What does this do to the model and my concept of Highly Effective Companies?  Immediately I see it affecting the model in two areas:  Production & Quality Control.  I have no doubt that in the operational analysis, P&G found that there is a substantial savings by sub-contracting out the business related to manufacturing facilities, personnel and production.  But at what expense?  Quickly I can see a loss in product knowledge and product quality.  We also do not have the flexibility in working to reduce manufacturing improvements & costs, experimenting with brand changes and insuring brand quality.  Yes, we can specify quality measures, but how are they enforced?  When you are planning brand upgrades, who handles and pays for the EOs (Experimental Operations whereby changes are evaluated using real manufacturing equipment)?

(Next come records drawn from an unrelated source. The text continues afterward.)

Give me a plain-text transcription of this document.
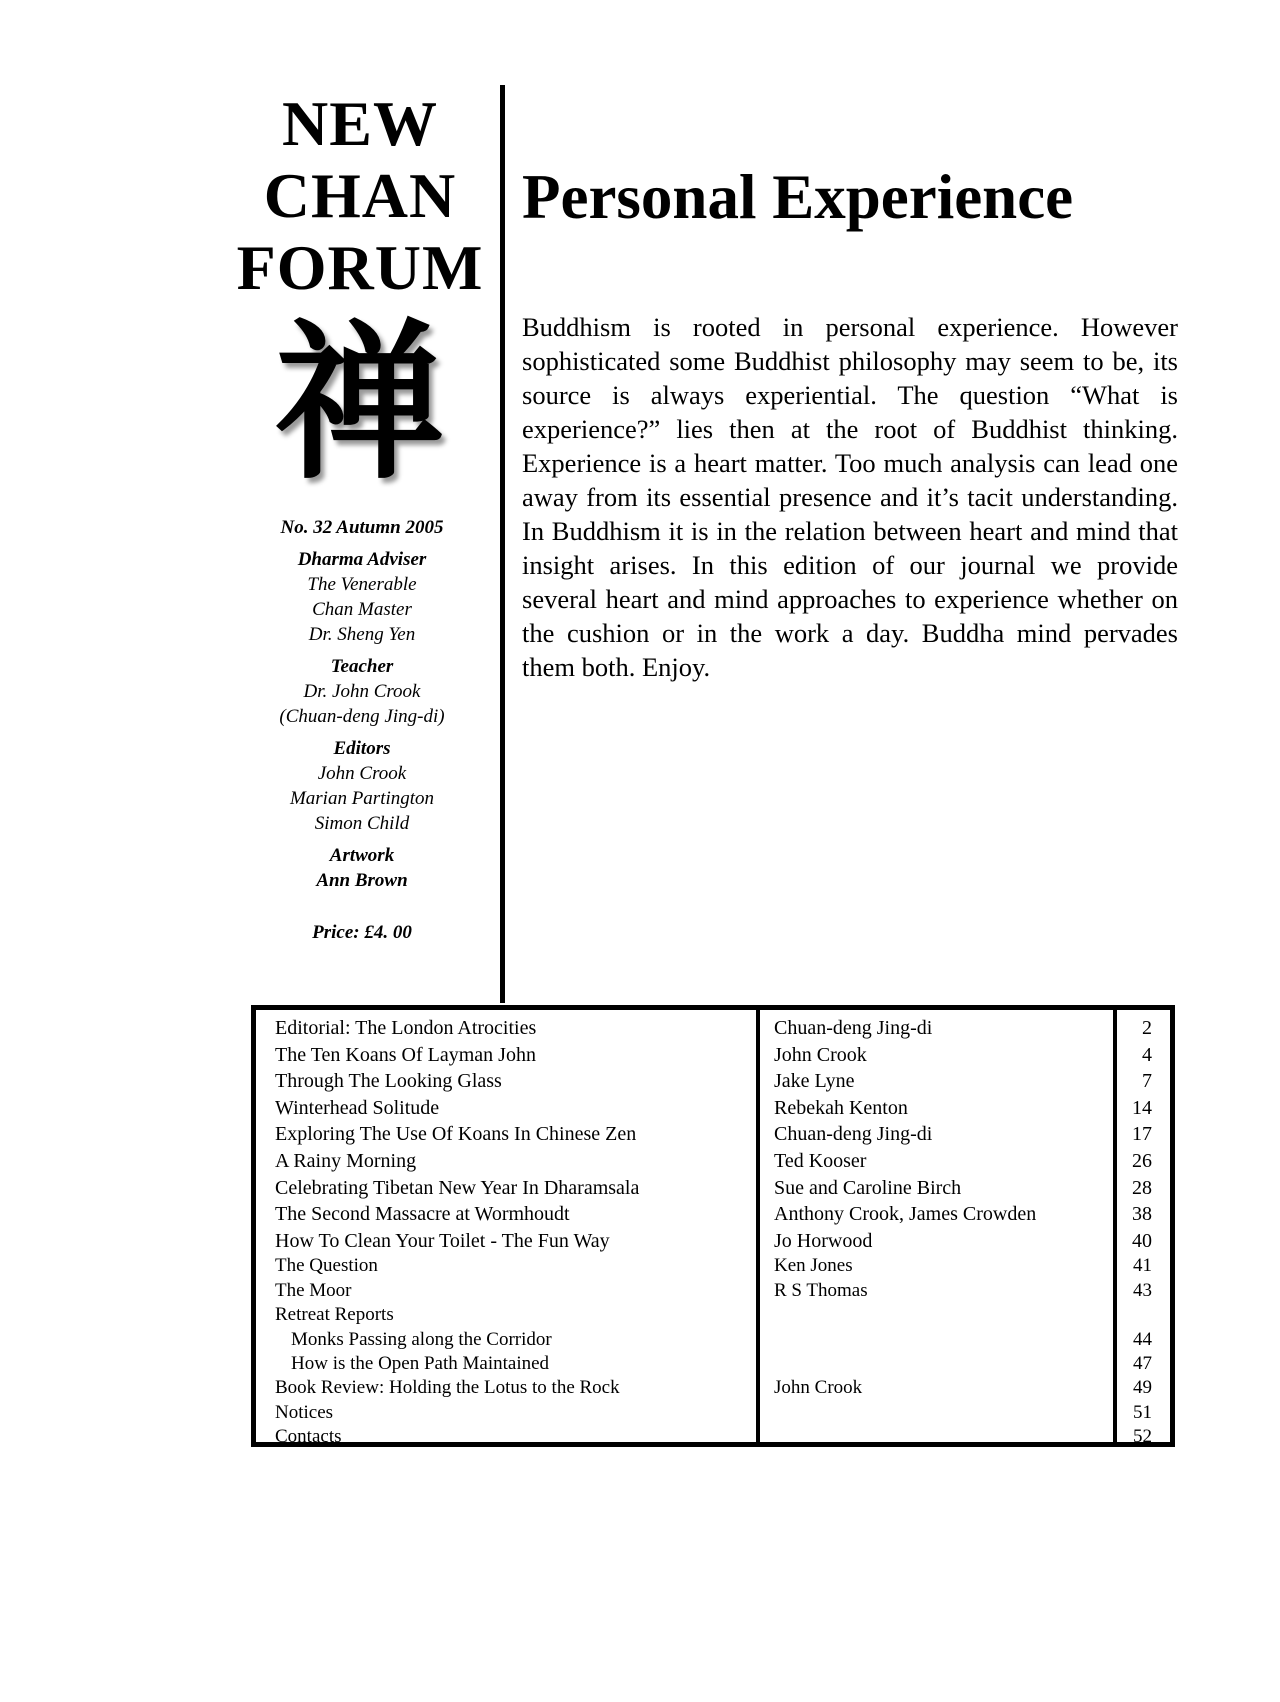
NEW
CHAN
FORUM
禅
No. 32 Autumn 2005
Dharma Adviser
The Venerable
Chan Master
Dr. Sheng Yen
Teacher
Dr. John Crook
(Chuan-deng Jing-di)
Editors
John Crook
Marian Partington
Simon Child
Artwork
Ann Brown
Price: £4. 00
Personal Experience
Buddhism is rooted in personal experience. However sophisticated some Buddhist philosophy may seem to be, its source is always experiential. The question “What is experience?” lies then at the root of Buddhist thinking. Experience is a heart matter. Too much analysis can lead one away from its essential presence and it’s tacit understanding. In Buddhism it is in the relation between heart and mind that insight arises. In this edition of our journal we provide several heart and mind approaches to experience whether on the cushion or in the work a day. Buddha mind pervades them both. Enjoy.
Editorial: The London Atrocities	Chuan-deng Jing-di	2
The Ten Koans Of Layman John	John Crook	4
Through The Looking Glass	Jake Lyne	7
Winterhead Solitude	Rebekah Kenton	14
Exploring The Use Of Koans In Chinese Zen	Chuan-deng Jing-di	17
A Rainy Morning	Ted Kooser	26
Celebrating Tibetan New Year In Dharamsala	Sue and Caroline Birch	28
The Second Massacre at Wormhoudt	Anthony Crook, James Crowden	38
How To Clean Your Toilet - The Fun Way	Jo Horwood	40
The Question	Ken Jones	41
The Moor	R S Thomas	43
Retreat Reports
Monks Passing along the Corridor	44
How is the Open Path Maintained	47
Book Review: Holding the Lotus to the Rock	John Crook	49
Notices	51
Contacts	52
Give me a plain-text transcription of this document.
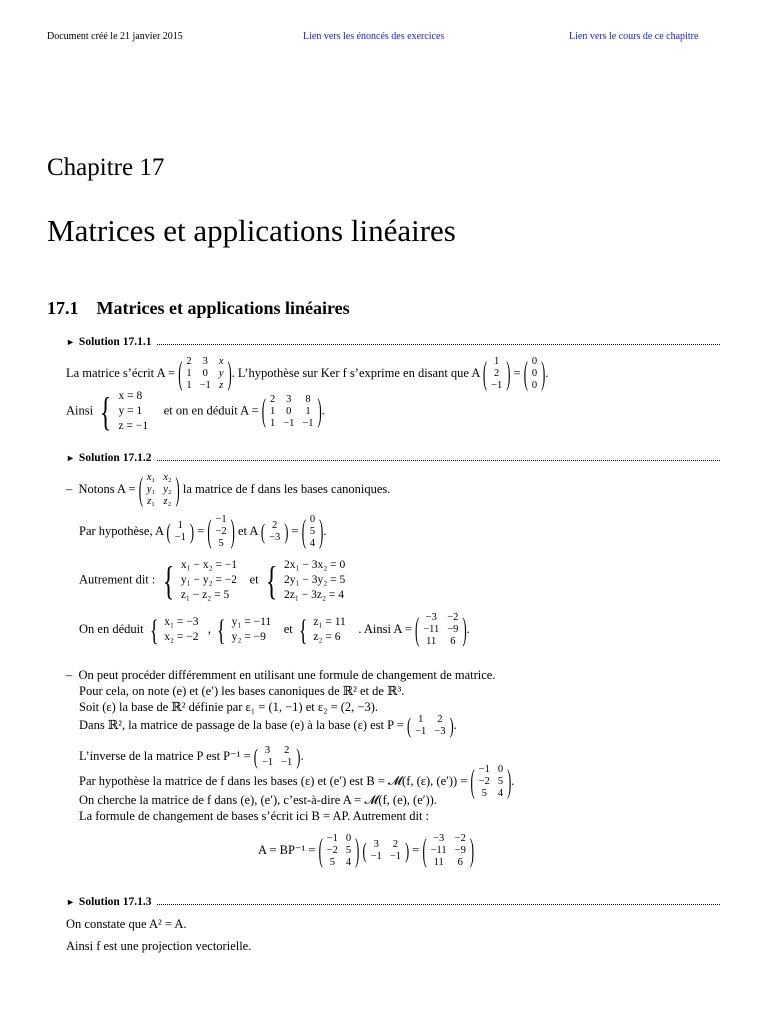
Document créé le 21 janvier 2015	Lien vers les énoncés des exercices	Lien vers le cours de ce chapitre
Chapitre 17
Matrices et applications linéaires
17.1 Matrices et applications linéaires
► Solution 17.1.1
La matrice s’écrit A = ( 2	3	x
1	0	y
1	−1	z ) . L’hypothèse sur Ker f s’exprime en disant que A ( 1
2
−1 ) = ( 0
0
0 ) .
Ainsi { x = 8
y = 1
z = −1
et on en déduit A = ( 2	3	8
1	0	1
1	−1	−1 ) .
► Solution 17.1.2
–  Notons A = ( x₁	x₂
y₁	y₂
z₁	z₂ ) la matrice de f dans les bases canoniques.
Par hypothèse, A ( 1
−1 ) = ( −1
−2
5 ) et A ( 2
−3 ) = ( 0
5
4 ) .
Autrement dit : { x₁ − x₂ = −1
y₁ − y₂ = −2
z₁ − z₂ = 5
et { 2x₁ − 3x₂ = 0
2y₁ − 3y₂ = 5
2z₁ − 3z₂ = 4
On en déduit { x₁ = −3
x₂ = −2
, { y₁ = −11
y₂ = −9
et { z₁ = 11
z₂ = 6
. Ainsi A = ( −3	−2
−11	−9
11	6 ) .
–  On peut procéder différemment en utilisant une formule de changement de matrice.
Pour cela, on note (e) et (e′) les bases canoniques de ℝ² et de ℝ³.
Soit (ε) la base de ℝ² définie par ε₁ = (1, −1) et ε₂ = (2, −3).
Dans ℝ², la matrice de passage de la base (e) à la base (ε) est P = ( 1	2
−1	−3 ) .
L’inverse de la matrice P est P⁻¹ = ( 3	2
−1	−1 ) .
Par hypothèse la matrice de f dans les bases (ε) et (e′) est B = 𝓜(f, (ε), (e′)) = ( −1	0
−2	5
5	4 ) .
On cherche la matrice de f dans (e), (e′), c’est-à-dire A = 𝓜(f, (e), (e′)).
La formule de changement de bases s’écrit ici B = AP. Autrement dit :
A = BP⁻¹ = ( −1	0
−2	5
5	4 )
( 3	2
−1	−1 ) = ( −3	−2
−11	−9
11	6 )
► Solution 17.1.3
On constate que A² = A.
Ainsi f est une projection vectorielle.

Having grown up in the OLD way of doing things, I have trouble understanding the value of the new modern innovations in business.  We have already seen many companies sub-contract their sales force.  We have seen many companies sub-contract their marketing and consumer research.  We have seen many companies sub-contract their product research.  We have seen companies sub-contract their accounting.  What is next?  A corporate office that houses a telephone that is automatically answered and you are directed to punch a specific set of numbers depending on your reason for placing the call?  A computer that makes a management decision and forwards the answer to the appropriate sub-contractor.  We had one thing yesterday and now we have another today, maybe the above will be tomorrow but I'm certainly uncomfortable with the thought.